There are many ways you can create an autonomous workforce in your organisation. Here are a few examples:
– Although we often need to work to deadlines, whenever possible, offer freedom and flexibility on how and when work gets done. Set expectations on what is needed and let your team come up with the solution to the problem.
– Trust your people – if you trusted their capabilities when you decided to bring them into your company, let them deliver on their tasks and trust their judgement. Empower your teams.
– Create the right environment and support rather than exert control. Learn how to delegate and ask for help.
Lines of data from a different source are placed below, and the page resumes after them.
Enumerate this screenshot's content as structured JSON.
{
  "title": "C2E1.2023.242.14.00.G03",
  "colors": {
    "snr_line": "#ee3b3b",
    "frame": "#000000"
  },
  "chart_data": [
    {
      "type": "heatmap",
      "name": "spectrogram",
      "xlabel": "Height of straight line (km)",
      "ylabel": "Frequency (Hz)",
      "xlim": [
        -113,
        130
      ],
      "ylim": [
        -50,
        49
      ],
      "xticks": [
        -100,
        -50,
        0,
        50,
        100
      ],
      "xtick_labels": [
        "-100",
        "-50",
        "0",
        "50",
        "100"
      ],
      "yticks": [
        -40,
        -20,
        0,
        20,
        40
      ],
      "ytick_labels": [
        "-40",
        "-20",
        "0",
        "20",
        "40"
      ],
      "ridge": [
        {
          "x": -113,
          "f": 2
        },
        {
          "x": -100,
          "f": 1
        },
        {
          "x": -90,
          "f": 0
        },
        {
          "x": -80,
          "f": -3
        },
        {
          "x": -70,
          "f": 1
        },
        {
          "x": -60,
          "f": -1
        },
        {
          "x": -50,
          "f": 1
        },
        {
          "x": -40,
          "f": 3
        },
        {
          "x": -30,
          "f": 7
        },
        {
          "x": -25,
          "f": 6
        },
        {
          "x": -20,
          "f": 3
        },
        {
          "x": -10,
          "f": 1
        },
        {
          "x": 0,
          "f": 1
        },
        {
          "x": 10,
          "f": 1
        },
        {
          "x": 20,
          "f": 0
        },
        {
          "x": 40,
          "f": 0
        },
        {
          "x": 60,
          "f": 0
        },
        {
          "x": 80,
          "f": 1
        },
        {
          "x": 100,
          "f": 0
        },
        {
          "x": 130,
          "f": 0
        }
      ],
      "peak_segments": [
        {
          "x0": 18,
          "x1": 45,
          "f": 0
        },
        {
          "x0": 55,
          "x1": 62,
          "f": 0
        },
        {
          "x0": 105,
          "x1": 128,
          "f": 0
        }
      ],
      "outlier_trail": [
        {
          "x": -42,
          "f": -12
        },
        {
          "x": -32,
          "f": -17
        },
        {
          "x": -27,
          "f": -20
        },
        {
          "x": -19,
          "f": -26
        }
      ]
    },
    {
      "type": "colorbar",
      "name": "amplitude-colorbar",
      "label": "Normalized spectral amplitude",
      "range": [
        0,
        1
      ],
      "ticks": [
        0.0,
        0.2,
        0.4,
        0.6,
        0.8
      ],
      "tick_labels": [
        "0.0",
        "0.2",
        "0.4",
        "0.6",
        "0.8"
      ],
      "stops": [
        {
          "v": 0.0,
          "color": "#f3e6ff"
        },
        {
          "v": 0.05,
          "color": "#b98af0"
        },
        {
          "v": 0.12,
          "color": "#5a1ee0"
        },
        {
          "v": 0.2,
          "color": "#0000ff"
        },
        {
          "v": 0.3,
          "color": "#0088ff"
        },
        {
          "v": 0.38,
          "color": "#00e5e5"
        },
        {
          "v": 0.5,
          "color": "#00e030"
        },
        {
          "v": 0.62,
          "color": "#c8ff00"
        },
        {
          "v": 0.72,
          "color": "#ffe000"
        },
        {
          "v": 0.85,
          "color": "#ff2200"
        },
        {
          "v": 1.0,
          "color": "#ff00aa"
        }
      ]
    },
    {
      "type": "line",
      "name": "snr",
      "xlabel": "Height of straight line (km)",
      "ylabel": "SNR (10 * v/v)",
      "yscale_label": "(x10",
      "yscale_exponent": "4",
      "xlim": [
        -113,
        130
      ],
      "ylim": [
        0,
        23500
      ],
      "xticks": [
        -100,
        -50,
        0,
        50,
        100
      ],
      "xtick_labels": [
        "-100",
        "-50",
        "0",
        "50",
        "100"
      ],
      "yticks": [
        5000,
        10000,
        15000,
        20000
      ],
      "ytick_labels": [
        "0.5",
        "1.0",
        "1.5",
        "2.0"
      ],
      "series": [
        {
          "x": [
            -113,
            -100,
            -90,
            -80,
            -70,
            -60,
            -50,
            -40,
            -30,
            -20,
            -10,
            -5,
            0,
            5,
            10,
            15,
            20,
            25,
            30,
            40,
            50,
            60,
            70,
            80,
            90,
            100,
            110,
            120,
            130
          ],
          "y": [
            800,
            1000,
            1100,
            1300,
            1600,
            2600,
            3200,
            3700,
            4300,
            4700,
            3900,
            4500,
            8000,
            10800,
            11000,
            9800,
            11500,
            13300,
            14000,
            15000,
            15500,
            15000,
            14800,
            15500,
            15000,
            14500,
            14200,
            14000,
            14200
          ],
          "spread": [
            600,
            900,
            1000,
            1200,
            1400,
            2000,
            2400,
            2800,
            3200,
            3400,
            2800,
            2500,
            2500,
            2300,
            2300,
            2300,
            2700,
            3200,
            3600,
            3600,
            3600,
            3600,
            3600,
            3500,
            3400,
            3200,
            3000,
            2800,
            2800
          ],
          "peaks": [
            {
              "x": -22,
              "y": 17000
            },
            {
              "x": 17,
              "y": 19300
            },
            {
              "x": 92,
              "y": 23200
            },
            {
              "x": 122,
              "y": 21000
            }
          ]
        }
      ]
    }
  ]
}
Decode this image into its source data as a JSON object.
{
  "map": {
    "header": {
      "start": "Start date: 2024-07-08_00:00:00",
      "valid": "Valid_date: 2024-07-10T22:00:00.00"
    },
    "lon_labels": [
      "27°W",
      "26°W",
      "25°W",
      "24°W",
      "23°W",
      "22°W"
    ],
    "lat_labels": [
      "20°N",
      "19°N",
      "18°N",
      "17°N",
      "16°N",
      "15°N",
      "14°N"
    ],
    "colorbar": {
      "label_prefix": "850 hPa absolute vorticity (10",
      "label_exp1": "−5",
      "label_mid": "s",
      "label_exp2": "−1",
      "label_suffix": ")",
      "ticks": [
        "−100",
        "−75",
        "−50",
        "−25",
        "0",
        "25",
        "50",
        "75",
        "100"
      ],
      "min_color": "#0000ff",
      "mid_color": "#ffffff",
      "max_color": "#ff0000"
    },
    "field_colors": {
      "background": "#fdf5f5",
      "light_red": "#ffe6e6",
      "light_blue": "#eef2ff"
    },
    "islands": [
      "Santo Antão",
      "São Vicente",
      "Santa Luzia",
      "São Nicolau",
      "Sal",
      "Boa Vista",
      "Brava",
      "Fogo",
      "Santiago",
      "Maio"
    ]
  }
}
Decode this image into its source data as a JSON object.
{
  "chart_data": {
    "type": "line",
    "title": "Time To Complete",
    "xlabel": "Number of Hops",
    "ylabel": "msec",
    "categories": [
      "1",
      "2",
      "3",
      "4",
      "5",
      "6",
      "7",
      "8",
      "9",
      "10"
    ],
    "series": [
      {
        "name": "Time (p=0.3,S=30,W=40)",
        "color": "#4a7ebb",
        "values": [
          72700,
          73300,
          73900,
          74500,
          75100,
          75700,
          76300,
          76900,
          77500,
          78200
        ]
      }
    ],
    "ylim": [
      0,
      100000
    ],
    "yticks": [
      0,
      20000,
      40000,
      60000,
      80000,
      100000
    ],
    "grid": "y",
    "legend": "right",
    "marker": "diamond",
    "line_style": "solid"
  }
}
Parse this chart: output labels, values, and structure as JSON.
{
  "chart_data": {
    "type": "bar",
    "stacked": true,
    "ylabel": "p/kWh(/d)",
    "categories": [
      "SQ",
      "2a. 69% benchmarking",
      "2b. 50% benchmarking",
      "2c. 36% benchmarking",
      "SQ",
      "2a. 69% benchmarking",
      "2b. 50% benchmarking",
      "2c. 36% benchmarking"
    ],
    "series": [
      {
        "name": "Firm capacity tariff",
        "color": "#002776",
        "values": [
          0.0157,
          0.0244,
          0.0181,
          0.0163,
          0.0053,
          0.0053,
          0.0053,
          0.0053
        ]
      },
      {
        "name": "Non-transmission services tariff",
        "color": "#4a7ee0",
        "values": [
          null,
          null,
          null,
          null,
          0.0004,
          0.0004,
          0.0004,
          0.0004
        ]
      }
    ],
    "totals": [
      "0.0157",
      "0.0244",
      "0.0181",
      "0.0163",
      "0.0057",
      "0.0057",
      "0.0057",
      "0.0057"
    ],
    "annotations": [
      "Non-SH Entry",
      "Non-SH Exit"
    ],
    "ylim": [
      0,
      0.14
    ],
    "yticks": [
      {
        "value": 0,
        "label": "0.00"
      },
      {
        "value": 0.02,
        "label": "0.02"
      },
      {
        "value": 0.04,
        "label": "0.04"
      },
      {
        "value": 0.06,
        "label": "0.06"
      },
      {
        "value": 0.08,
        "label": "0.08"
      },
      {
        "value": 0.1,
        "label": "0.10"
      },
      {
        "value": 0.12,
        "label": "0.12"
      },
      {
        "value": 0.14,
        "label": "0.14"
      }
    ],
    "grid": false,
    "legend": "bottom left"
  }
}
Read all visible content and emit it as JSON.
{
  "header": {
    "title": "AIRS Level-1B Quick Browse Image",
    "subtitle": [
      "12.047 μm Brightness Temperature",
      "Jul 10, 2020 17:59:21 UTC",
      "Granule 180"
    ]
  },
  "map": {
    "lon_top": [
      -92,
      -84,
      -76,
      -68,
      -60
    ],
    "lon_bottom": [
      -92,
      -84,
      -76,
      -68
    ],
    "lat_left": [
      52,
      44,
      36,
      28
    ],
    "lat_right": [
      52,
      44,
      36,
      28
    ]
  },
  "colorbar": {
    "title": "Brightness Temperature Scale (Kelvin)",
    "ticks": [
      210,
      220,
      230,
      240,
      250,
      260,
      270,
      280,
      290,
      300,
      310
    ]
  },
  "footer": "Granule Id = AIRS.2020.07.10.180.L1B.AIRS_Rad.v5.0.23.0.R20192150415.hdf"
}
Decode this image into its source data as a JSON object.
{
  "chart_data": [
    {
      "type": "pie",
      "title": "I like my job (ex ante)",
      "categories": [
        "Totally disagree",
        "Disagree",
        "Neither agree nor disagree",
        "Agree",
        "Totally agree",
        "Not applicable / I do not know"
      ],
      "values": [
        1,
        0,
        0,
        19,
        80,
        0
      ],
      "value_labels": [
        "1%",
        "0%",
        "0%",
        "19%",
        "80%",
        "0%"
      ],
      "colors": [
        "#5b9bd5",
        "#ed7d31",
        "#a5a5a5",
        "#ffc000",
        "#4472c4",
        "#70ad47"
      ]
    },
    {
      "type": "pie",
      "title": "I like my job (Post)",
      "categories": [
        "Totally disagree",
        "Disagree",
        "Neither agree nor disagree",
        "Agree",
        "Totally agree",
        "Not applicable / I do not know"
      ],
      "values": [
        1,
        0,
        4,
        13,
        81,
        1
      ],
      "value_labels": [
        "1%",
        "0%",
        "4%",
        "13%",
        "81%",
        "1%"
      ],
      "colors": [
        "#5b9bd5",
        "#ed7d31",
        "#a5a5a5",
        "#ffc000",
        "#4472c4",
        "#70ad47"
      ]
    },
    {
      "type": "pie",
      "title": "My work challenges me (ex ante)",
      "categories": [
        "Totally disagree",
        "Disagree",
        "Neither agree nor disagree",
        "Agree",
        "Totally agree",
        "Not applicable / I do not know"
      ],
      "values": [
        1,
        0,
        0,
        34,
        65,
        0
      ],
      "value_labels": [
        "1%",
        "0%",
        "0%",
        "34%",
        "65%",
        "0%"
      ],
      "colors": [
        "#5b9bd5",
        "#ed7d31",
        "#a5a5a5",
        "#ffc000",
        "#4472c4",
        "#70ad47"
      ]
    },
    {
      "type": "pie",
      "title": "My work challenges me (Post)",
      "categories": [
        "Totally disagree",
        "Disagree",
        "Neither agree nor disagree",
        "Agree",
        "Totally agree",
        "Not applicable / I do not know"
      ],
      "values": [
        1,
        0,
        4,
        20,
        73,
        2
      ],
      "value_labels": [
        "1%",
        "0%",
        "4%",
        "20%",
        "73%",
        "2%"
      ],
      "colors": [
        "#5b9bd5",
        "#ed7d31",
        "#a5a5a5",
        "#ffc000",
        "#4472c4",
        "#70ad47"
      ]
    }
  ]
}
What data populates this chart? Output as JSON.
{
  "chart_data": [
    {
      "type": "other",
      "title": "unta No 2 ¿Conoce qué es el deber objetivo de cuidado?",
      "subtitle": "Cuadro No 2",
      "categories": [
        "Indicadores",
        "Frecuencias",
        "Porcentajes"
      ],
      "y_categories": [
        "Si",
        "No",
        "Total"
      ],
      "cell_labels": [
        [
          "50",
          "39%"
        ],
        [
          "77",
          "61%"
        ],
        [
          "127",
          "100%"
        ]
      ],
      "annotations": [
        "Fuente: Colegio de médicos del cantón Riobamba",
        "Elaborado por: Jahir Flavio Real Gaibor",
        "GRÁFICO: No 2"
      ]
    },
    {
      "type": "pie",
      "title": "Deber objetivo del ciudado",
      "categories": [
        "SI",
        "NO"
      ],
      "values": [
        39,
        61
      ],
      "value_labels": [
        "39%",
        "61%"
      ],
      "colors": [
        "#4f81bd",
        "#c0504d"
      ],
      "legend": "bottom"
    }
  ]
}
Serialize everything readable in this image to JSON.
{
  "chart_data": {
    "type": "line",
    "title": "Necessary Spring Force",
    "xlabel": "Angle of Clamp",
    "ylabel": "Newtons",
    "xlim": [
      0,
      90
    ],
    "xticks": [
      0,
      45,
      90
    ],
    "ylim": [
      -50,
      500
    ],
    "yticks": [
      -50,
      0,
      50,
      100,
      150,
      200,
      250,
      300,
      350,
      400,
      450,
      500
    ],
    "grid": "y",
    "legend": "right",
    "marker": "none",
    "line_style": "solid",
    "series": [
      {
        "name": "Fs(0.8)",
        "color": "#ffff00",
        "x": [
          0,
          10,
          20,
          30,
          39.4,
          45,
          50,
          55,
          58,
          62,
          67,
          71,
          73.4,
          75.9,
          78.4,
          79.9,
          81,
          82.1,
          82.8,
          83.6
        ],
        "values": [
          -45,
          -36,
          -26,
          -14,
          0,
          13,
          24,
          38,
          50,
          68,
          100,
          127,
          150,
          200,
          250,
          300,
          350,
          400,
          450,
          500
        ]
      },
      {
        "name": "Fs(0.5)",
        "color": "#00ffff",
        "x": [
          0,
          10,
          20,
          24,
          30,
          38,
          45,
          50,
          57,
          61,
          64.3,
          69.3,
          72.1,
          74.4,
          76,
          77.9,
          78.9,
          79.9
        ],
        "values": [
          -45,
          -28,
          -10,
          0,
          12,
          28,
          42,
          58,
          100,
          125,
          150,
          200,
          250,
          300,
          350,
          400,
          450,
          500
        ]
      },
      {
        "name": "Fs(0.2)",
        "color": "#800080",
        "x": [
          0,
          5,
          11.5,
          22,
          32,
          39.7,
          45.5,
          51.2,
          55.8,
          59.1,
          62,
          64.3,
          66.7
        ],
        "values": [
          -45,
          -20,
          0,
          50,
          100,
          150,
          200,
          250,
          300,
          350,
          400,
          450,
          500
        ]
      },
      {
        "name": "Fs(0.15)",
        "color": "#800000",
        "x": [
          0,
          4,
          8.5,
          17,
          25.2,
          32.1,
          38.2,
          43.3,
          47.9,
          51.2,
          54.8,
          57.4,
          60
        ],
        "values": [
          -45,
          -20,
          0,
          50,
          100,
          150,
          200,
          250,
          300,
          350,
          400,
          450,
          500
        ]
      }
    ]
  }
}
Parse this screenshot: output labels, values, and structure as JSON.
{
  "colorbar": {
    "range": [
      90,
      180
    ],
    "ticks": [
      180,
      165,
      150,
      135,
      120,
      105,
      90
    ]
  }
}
– Hire autonomous people. Creating an environment that encourages autonomy is the best long term strategy. Yet, to foster that culture and accelerate the changes you want to see, you need to bring people with the right mindset.
– Grant employees ownership of their projects. This creates a sense of pride.
– Promote open communication and provide and ask for feedback. It helps keep things on track and creates learning and development opportunities.
– Offer reward and praise – everyone needs recognition for their contribution.
– Create a culture of accountability. Set clear goals and targets. Define, together, what needs to be done and by when.
– Importantly, equip your teams with the ability to work autonomously. Give them the right skills and tools – provide the right hardware and software and access to learning materials, training, mentoring and support from the management.
The world of work has changed irreversibly. The pandemic has highlighted the need for a more autonomous workforce. Some companies found the transition easier, for others it is still a challenge. Yet, one thing remains clear – whether your company prefers the hybrid or fully remote way of working, the competition for talent has increased, and more and more often autonomy, or the lack of it are deciding factors of whether to join, stay or leave.